Yellen Likely to Keep Rates Low
Your Money: Analysts: Fed successor likely to keep rates low
Erin E. Arvedlund (Inquirer) Wednesday, September 25, 2013, 2:01 AM
When Ben Bernanke steps down as chairman of the Federal Reserve on Jan. 31, 2014, he will have built up a balance sheet that has ballooned to about $4 trillion, nearly double what he inherited.
What will his expected successor, the current Fed vice chair, Janet Yellen, do to unwind all of the bond purchases?
Very likely not much, says Randall Kroszner, professor at the University of Chicago Booth School of Business and a former governor of the Federal Reserve System. He says the new Fed chair “will confront a monetary situation unlike anything since the 1930s.”
As for Yellen’s approach: “The cliché is she’s dovish,” Kroszner said, meaning the Fed will keep rates lower longer. However, Kroszner also says of Yellen that she “really looks at data, so the dove-hawk thing suggests an ideology. To say she’s a knee-jerk dove is incorrect.
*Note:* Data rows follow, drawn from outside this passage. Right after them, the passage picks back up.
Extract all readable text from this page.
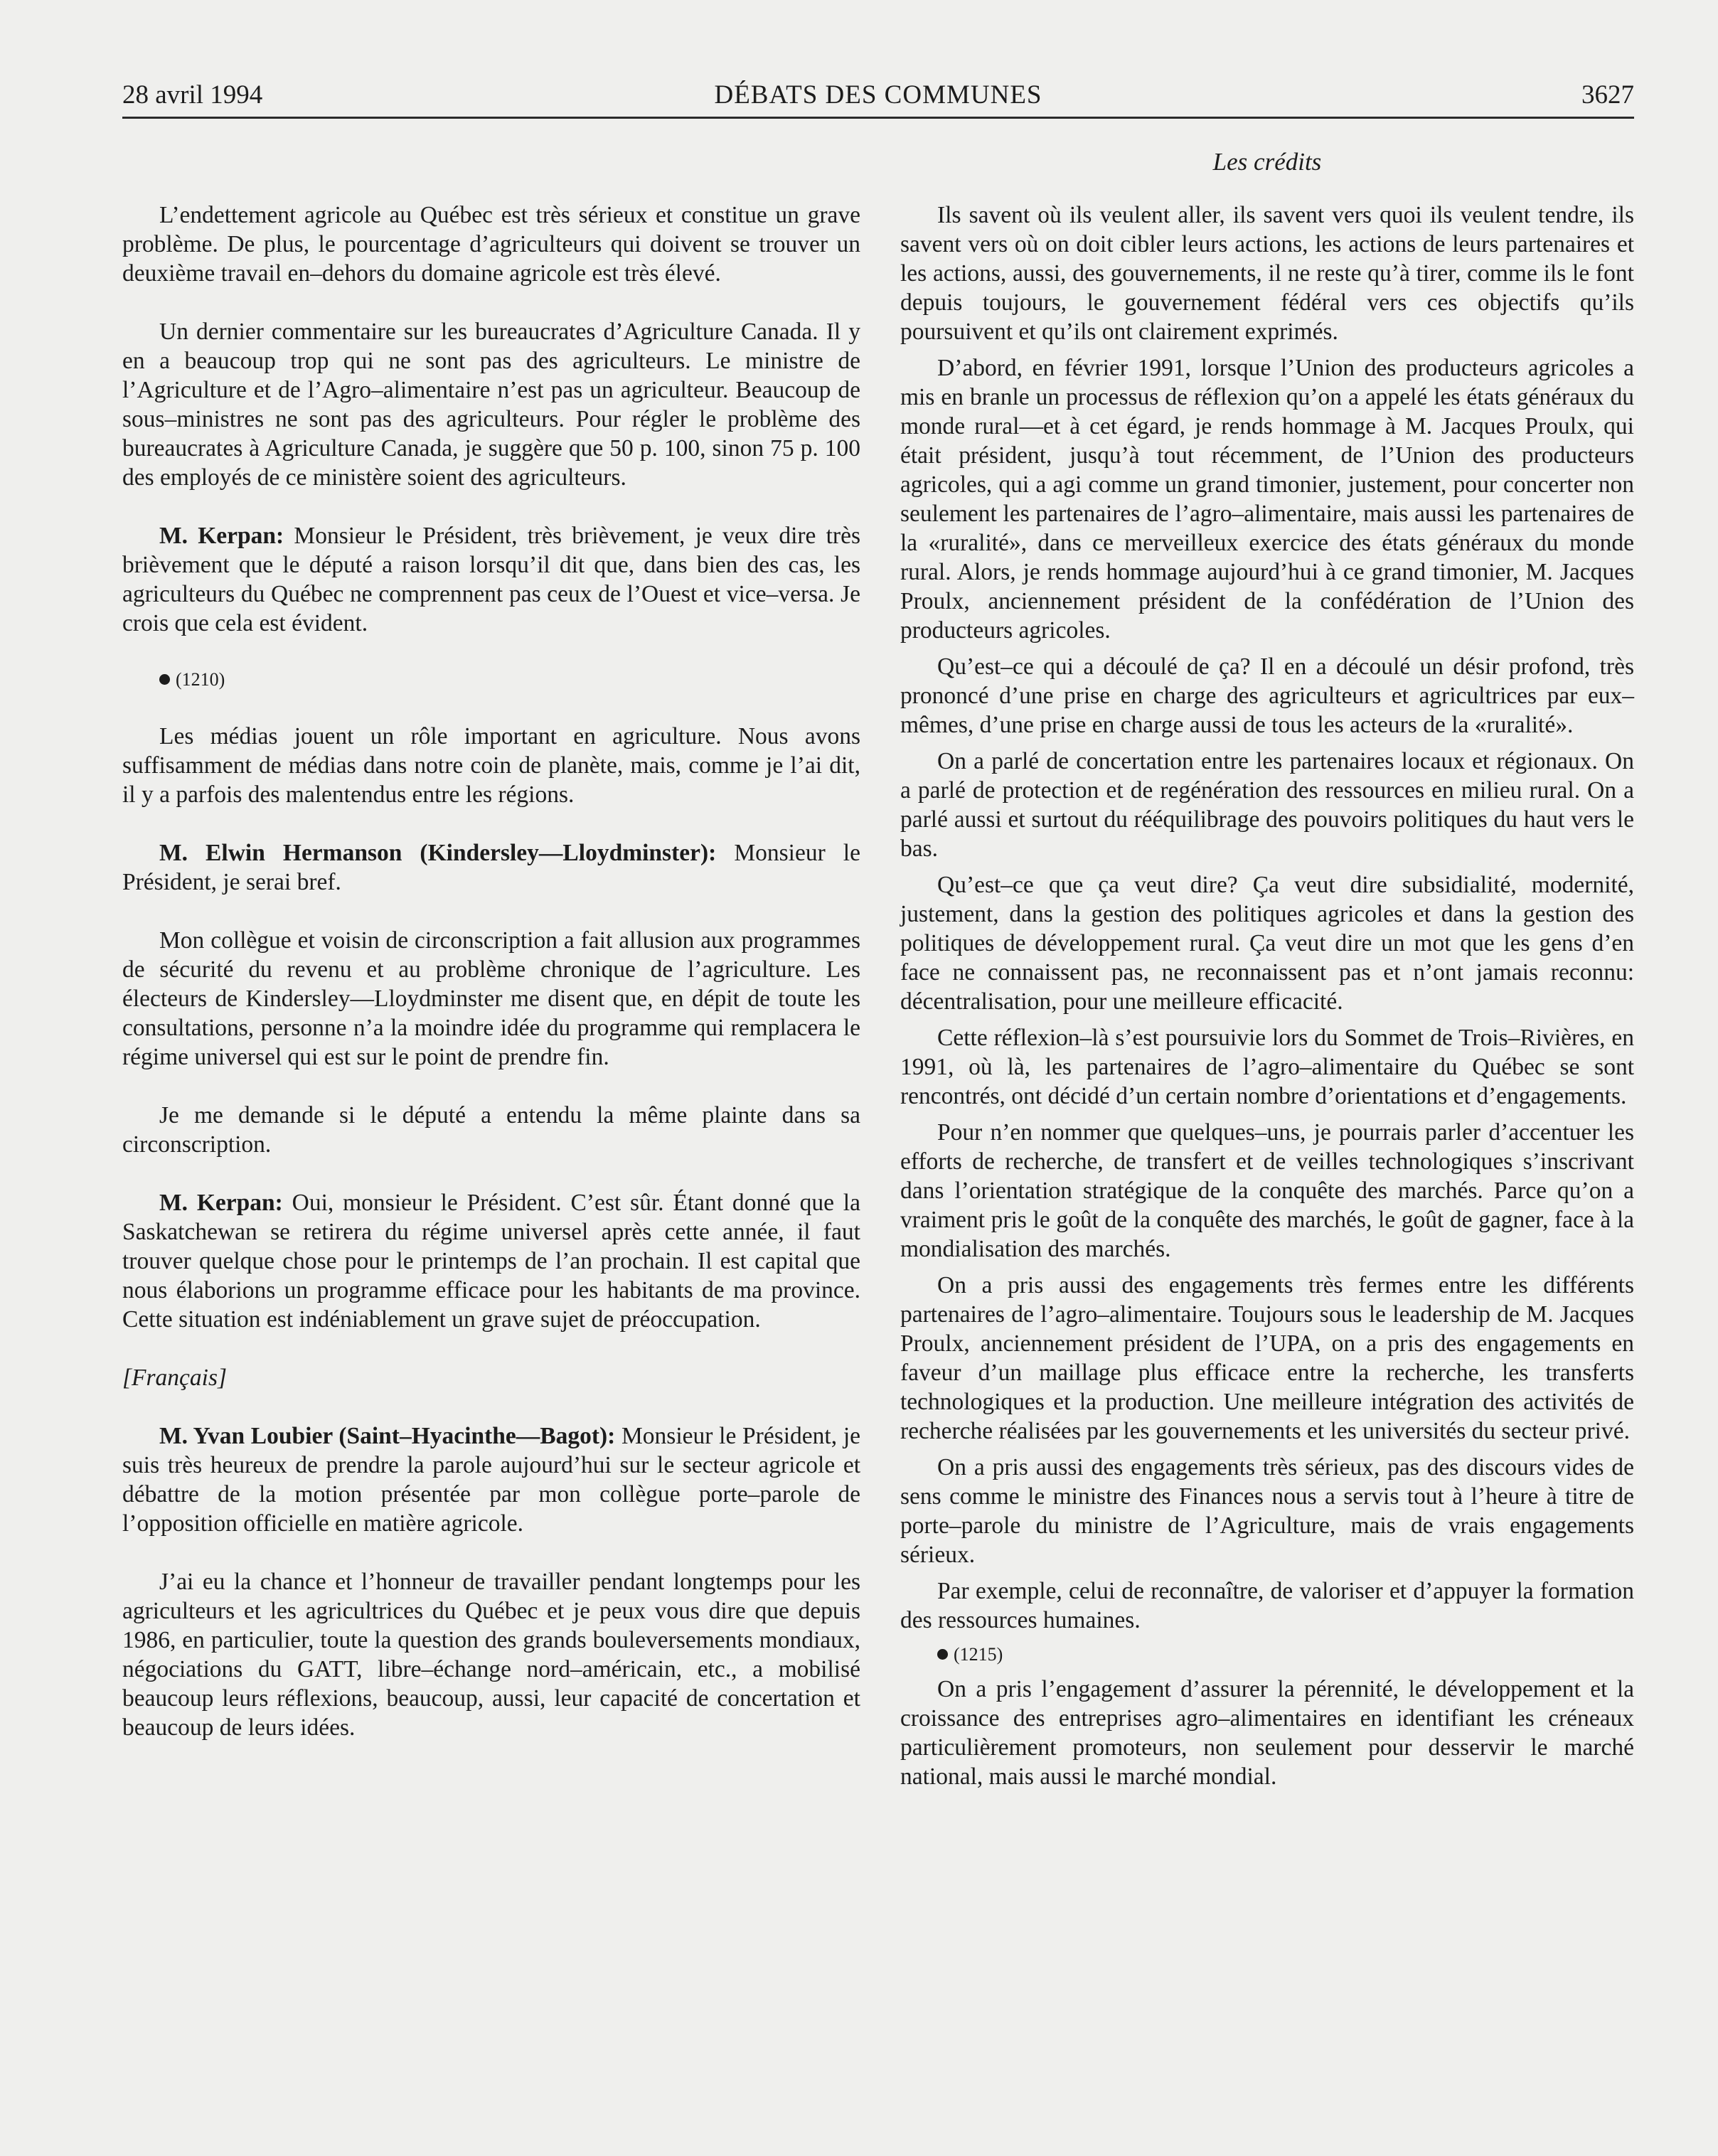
28 avril 1994	DÉBATS DES COMMUNES	3627
Les crédits

L’endettement agricole au Québec est très sérieux et constitue un grave problème. De plus, le pourcentage d’agriculteurs qui doivent se trouver un deuxième travail en–dehors du domaine agricole est très élevé.

Un dernier commentaire sur les bureaucrates d’Agriculture Canada. Il y en a beaucoup trop qui ne sont pas des agriculteurs. Le ministre de l’Agriculture et de l’Agro–alimentaire n’est pas un agriculteur. Beaucoup de sous–ministres ne sont pas des agriculteurs. Pour régler le problème des bureaucrates à Agriculture Canada, je suggère que 50 p. 100, sinon 75 p. 100 des employés de ce ministère soient des agriculteurs.

M. Kerpan: Monsieur le Président, très brièvement, je veux dire très brièvement que le député a raison lorsqu’il dit que, dans bien des cas, les agriculteurs du Québec ne comprennent pas ceux de l’Ouest et vice–versa. Je crois que cela est évident.

(1210)

Les médias jouent un rôle important en agriculture. Nous avons suffisamment de médias dans notre coin de planète, mais, comme je l’ai dit, il y a parfois des malentendus entre les régions.

M. Elwin Hermanson (Kindersley—Lloydminster): Monsieur le Président, je serai bref.

Mon collègue et voisin de circonscription a fait allusion aux programmes de sécurité du revenu et au problème chronique de l’agriculture. Les électeurs de Kindersley—Lloydminster me disent que, en dépit de toute les consultations, personne n’a la moindre idée du programme qui remplacera le régime universel qui est sur le point de prendre fin.

Je me demande si le député a entendu la même plainte dans sa circonscription.

M. Kerpan: Oui, monsieur le Président. C’est sûr. Étant donné que la Saskatchewan se retirera du régime universel après cette année, il faut trouver quelque chose pour le printemps de l’an prochain. Il est capital que nous élaborions un programme efficace pour les habitants de ma province. Cette situation est indéniablement un grave sujet de préoccupation.

[Français]

M. Yvan Loubier (Saint–Hyacinthe—Bagot): Monsieur le Président, je suis très heureux de prendre la parole aujourd’hui sur le secteur agricole et débattre de la motion présentée par mon collègue porte–parole de l’opposition officielle en matière agricole.

J’ai eu la chance et l’honneur de travailler pendant longtemps pour les agriculteurs et les agricultrices du Québec et je peux vous dire que depuis 1986, en particulier, toute la question des grands bouleversements mondiaux, négociations du GATT, libre–échange nord–américain, etc., a mobilisé beaucoup leurs réflexions, beaucoup, aussi, leur capacité de concertation et beaucoup de leurs idées.

Ils savent où ils veulent aller, ils savent vers quoi ils veulent tendre, ils savent vers où on doit cibler leurs actions, les actions de leurs partenaires et les actions, aussi, des gouvernements, il ne reste qu’à tirer, comme ils le font depuis toujours, le gouvernement fédéral vers ces objectifs qu’ils poursuivent et qu’ils ont clairement exprimés.

D’abord, en février 1991, lorsque l’Union des producteurs agricoles a mis en branle un processus de réflexion qu’on a appelé les états généraux du monde rural—et à cet égard, je rends hommage à M. Jacques Proulx, qui était président, jusqu’à tout récemment, de l’Union des producteurs agricoles, qui a agi comme un grand timonier, justement, pour concerter non seulement les partenaires de l’agro–alimentaire, mais aussi les partenaires de la «ruralité», dans ce merveilleux exercice des états généraux du monde rural. Alors, je rends hommage aujourd’hui à ce grand timonier, M. Jacques Proulx, anciennement président de la confédération de l’Union des producteurs agricoles.

Qu’est–ce qui a découlé de ça? Il en a découlé un désir profond, très prononcé d’une prise en charge des agriculteurs et agricultrices par eux–mêmes, d’une prise en charge aussi de tous les acteurs de la «ruralité».

On a parlé de concertation entre les partenaires locaux et régionaux. On a parlé de protection et de regénération des ressources en milieu rural. On a parlé aussi et surtout du rééquilibrage des pouvoirs politiques du haut vers le bas.

Qu’est–ce que ça veut dire? Ça veut dire subsidialité, modernité, justement, dans la gestion des politiques agricoles et dans la gestion des politiques de développement rural. Ça veut dire un mot que les gens d’en face ne connaissent pas, ne reconnaissent pas et n’ont jamais reconnu: décentralisation, pour une meilleure efficacité.

Cette réflexion–là s’est poursuivie lors du Sommet de Trois–Rivières, en 1991, où là, les partenaires de l’agro–alimentaire du Québec se sont rencontrés, ont décidé d’un certain nombre d’orientations et d’engagements.

Pour n’en nommer que quelques–uns, je pourrais parler d’accentuer les efforts de recherche, de transfert et de veilles technologiques s’inscrivant dans l’orientation stratégique de la conquête des marchés. Parce qu’on a vraiment pris le goût de la conquête des marchés, le goût de gagner, face à la mondialisation des marchés.

On a pris aussi des engagements très fermes entre les différents partenaires de l’agro–alimentaire. Toujours sous le leadership de M. Jacques Proulx, anciennement président de l’UPA, on a pris des engagements en faveur d’un maillage plus efficace entre la recherche, les transferts technologiques et la production. Une meilleure intégration des activités de recherche réalisées par les gouvernements et les universités du secteur privé.

On a pris aussi des engagements très sérieux, pas des discours vides de sens comme le ministre des Finances nous a servis tout à l’heure à titre de porte–parole du ministre de l’Agriculture, mais de vrais engagements sérieux.

Par exemple, celui de reconnaître, de valoriser et d’appuyer la formation des ressources humaines.

(1215)

On a pris l’engagement d’assurer la pérennité, le développement et la croissance des entreprises agro–alimentaires en identifiant les créneaux particulièrement promoteurs, non seulement pour desservir le marché national, mais aussi le marché mondial.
“Janet is more swayed by data and analysis. She sees more efficacy in quantitative easing and lower costs associated with it” than other members of the Federal Reserve, he told a Bloomberg conference Tuesday.
Kroszner said to look for changes in wording out of the Fed such as “sustainable recovery” or “substantial recovery,” which investors see as terms that the central bank believes the U.S. economy is improving.
Meanwhile, a Levittown native has put together a leading economic indicator that could help investors and their economic forecasts.
Arthur A. Ferri, an advanced analytics consultant for Billtrust, has put together an index correlating strongly to change in nominal GDP, or gross domestic product. Billtrust, a provider of outsourced billing and payments systems based in Hamilton, N.J., in November received a $25 million investment from Bain Capital Ventures. Billtrust competes with Kubra and publicly traded CSG Systems International, and counts Kraft Foods Group, Whirlpool Corp., and Under Armour as clients.
The B2B Sales Index from Billtrust, an indicator of current and trending U.S. economic conditions based on a sampling of B2B invoice activity, shows a seasonally adjusted monthly growth rate in August vs. July, but indicates continued lackluster performance for the U.S. economy over the near term.
“Based on the most recent results, the forecast for December 2013 through February 2014 would be flat” economic growth, Ferri said in an interview.
Takeaway? No rate increases any time soon.